Have you heard the name “Derek Redmond”? Redmond was a talented British athlete whose career was frequently marred by injury. During the 1992 Olympics in Barcelona, Redmond tore his hamstring muscle while competing in the 400-meter semifinal. He collapsed on the track, clutching his leg. But before the medical personnel could reach him, Redmond struggled to his feet and began to limp around the track. Before long, his father Jim hurried from the stadium seats and joined him.

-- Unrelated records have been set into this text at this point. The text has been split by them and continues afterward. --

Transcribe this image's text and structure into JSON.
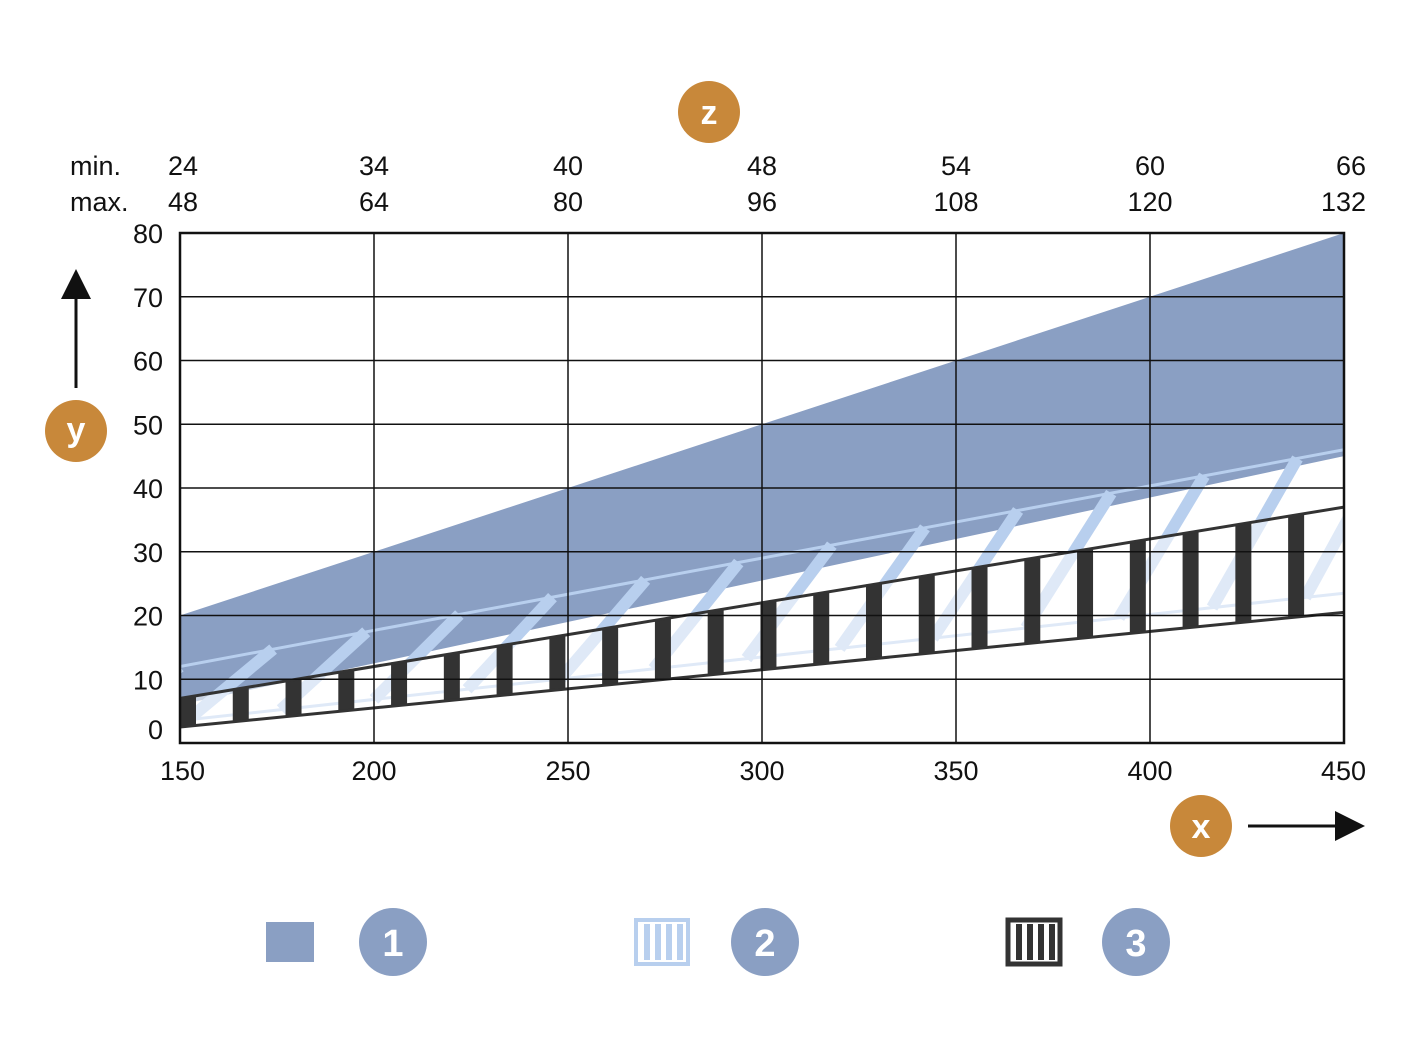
{
  "colors": {
    "band1": "#8a9fc3",
    "band2": "#b8cfee",
    "band3": "#333333",
    "badge_orange": "#c8883a",
    "badge_blue": "#8a9fc3",
    "grid": "#111111"
  },
  "axis_badges": {
    "x": "x",
    "y": "y",
    "z": "z"
  },
  "top_scale": {
    "min_label": "min.",
    "max_label": "max.",
    "min": [
      "24",
      "34",
      "40",
      "48",
      "54",
      "60",
      "66"
    ],
    "max": [
      "48",
      "64",
      "80",
      "96",
      "108",
      "120",
      "132"
    ]
  },
  "legend": [
    {
      "number": "1",
      "swatch": "solid"
    },
    {
      "number": "2",
      "swatch": "light-vertical-stripes"
    },
    {
      "number": "3",
      "swatch": "dark-vertical-stripes"
    }
  ],
  "chart_data": {
    "type": "area",
    "x_ticks": [
      "150",
      "200",
      "250",
      "300",
      "350",
      "400",
      "450"
    ],
    "y_ticks": [
      "0",
      "10",
      "20",
      "30",
      "40",
      "50",
      "60",
      "70",
      "80"
    ],
    "xlim": [
      150,
      450
    ],
    "ylim": [
      0,
      80
    ],
    "grid": true,
    "series": [
      {
        "name": "1",
        "style": "solid",
        "x": [
          150,
          450
        ],
        "lower": [
          6,
          45
        ],
        "upper": [
          20,
          80
        ]
      },
      {
        "name": "2",
        "style": "light-stripes",
        "x": [
          150,
          450
        ],
        "lower": [
          3.5,
          23.5
        ],
        "upper": [
          12,
          46
        ]
      },
      {
        "name": "3",
        "style": "dark-stripes",
        "x": [
          150,
          450
        ],
        "lower": [
          2.5,
          20.5
        ],
        "upper": [
          7,
          37
        ]
      }
    ]
  }
}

Jim Redmond pleaded with his son to stop walking; but the young athlete would not listen. He refused to stop; refused to give up. “Well then,” said the father, “we’re going to finish this race together.” And finish it they did. And when they finally crossed the finish line—the injured runner now in visible agony, with tears streaking down his face—they did so to a standing ovation.

Despite all the problems, all the pain, all the weariness you may be experiencing in your life today, this is what your heavenly Father is saying to you: “My child, we will finish this race together.”